Netflix is justifying its decision to partner with Chinese novelist Liu Cixin after a group of Republican senators led by Marsha Blackburn (R-TN) demanded the streamer explain why it would do business with someone who has defended China’s abusive treatment of Muslim Uyghurs in Xinjiang.
In a letter this week, the senators questioned why Netflix is teaming up with Liu to turn his bestselling sci-fi trilogy The Three-Body Problem into a live-action series, with Game of Thrones creators David Benioff and D.B. Weiss leading the project.
Last year, Liu said in a New Yorker interview that the Chinese Communist Party is right to place Uyghurs into internment camps. “Would you rather that they be hacking away at bodies at train stations and schools in terrorist attacks?” he said. “If anything, the government is helping their economy and trying to lift them out of poverty…If you were to loosen up the country a bit, the consequences would be terrifying.”
In a response to the senators, Netflix’s head of global public policy Dean Garfield said that while the streamer doesn’t agree with Liu’s comments, his beliefs have no bearing on the planned sci-fi series.
“Mr.
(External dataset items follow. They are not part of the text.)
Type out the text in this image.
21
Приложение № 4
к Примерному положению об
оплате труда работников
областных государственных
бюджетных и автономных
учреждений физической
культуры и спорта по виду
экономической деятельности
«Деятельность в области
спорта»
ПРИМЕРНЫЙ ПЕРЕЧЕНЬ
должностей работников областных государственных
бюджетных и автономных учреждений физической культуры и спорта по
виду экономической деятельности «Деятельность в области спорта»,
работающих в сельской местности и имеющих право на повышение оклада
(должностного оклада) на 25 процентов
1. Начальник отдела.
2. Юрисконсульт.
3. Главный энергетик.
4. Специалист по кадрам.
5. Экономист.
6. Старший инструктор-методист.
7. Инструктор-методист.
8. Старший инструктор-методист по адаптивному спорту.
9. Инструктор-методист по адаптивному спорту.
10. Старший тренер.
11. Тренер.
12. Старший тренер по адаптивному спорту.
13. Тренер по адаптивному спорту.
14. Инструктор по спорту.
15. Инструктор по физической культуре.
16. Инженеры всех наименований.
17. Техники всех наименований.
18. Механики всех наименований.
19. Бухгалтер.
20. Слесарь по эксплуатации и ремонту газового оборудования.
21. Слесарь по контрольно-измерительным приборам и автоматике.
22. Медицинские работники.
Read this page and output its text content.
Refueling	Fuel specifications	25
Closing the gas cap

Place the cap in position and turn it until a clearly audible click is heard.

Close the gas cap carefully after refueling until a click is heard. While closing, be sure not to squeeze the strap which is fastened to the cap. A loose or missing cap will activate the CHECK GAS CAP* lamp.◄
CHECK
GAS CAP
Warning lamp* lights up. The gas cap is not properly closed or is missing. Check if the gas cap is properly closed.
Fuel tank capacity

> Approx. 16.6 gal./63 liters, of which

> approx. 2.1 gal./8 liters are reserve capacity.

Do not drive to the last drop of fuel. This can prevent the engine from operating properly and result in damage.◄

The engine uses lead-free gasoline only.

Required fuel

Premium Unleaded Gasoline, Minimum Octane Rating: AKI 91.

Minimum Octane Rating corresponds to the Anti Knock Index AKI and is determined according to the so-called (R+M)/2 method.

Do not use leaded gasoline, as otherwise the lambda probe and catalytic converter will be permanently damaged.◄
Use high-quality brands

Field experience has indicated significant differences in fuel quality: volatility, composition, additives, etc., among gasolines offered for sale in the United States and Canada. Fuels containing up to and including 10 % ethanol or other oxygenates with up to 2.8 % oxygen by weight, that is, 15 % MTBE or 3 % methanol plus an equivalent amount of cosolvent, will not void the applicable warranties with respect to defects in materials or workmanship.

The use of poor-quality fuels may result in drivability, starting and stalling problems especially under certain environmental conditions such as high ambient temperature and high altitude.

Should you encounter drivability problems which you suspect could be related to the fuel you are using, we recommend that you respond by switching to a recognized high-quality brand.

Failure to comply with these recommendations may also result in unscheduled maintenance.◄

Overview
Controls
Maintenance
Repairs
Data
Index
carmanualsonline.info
Liu is the author of the books, not the creator of this series. Mr. Liu’s comments are not reflective of the views of Netflix or of the show’s creators, nor are they part of the plot or themes of the show,” Garfield wrote in a letter obtained by Variety.
“Netflix judges individual projects on their merits. Mr. Liu is the author of the book – The Three Body Problem – not the creator of this show. We do not agree with his comments, which are entirely unrelated to his book or this Netflix show.”
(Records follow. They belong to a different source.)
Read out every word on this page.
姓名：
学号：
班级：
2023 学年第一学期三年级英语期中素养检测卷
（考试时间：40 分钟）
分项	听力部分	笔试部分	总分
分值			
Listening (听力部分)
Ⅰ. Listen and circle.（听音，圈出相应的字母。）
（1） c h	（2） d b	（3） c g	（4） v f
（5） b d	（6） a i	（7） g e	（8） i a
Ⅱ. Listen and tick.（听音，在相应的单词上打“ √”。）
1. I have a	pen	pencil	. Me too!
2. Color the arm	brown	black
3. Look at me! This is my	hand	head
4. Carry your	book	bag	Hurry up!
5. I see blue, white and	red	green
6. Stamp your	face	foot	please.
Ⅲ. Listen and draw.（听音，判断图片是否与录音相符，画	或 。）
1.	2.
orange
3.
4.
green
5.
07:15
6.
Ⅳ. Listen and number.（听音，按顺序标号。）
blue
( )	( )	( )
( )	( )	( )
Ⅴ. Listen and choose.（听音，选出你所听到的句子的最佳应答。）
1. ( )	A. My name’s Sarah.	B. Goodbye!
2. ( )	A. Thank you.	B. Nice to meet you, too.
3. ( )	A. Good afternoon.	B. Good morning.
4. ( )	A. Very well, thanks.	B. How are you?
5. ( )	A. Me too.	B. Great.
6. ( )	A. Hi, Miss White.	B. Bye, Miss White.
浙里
Netflix didn’t say if or how much it is paying Liu for the rights to his novels, or if Liu will have any creative input into the series.
The senators said in their letter this week that by teaming up with Liu, Netflix risks being complicit with China in its human rights abuses.
“While Congress seriously considers the systemic crimes carried out against the Uyghurs, we have significant concerns with Netflix’s decision to do business with an individual who is parroting dangerous CCP propaganda,” the senators said. “In the face of such atrocities in XUAR [Xinjiang Uyghur Autonomous Region], there no longer exist corporate decisions of complacency, only complicity.”
In addition to Sen. Blackburn, the letter was co-signed by Sens. Rick Scott (R-FL), Martha McSally (R-AZ), Thom Tillis (R-NC), and Kevin Cramer (R-ND).
Netflix has a production deal with Barack and Michelle Obama, though the planned series doesn’t appear to be part of that deal. Former Obama national security advisor Susan Rice sits on Netflix’s board of directors.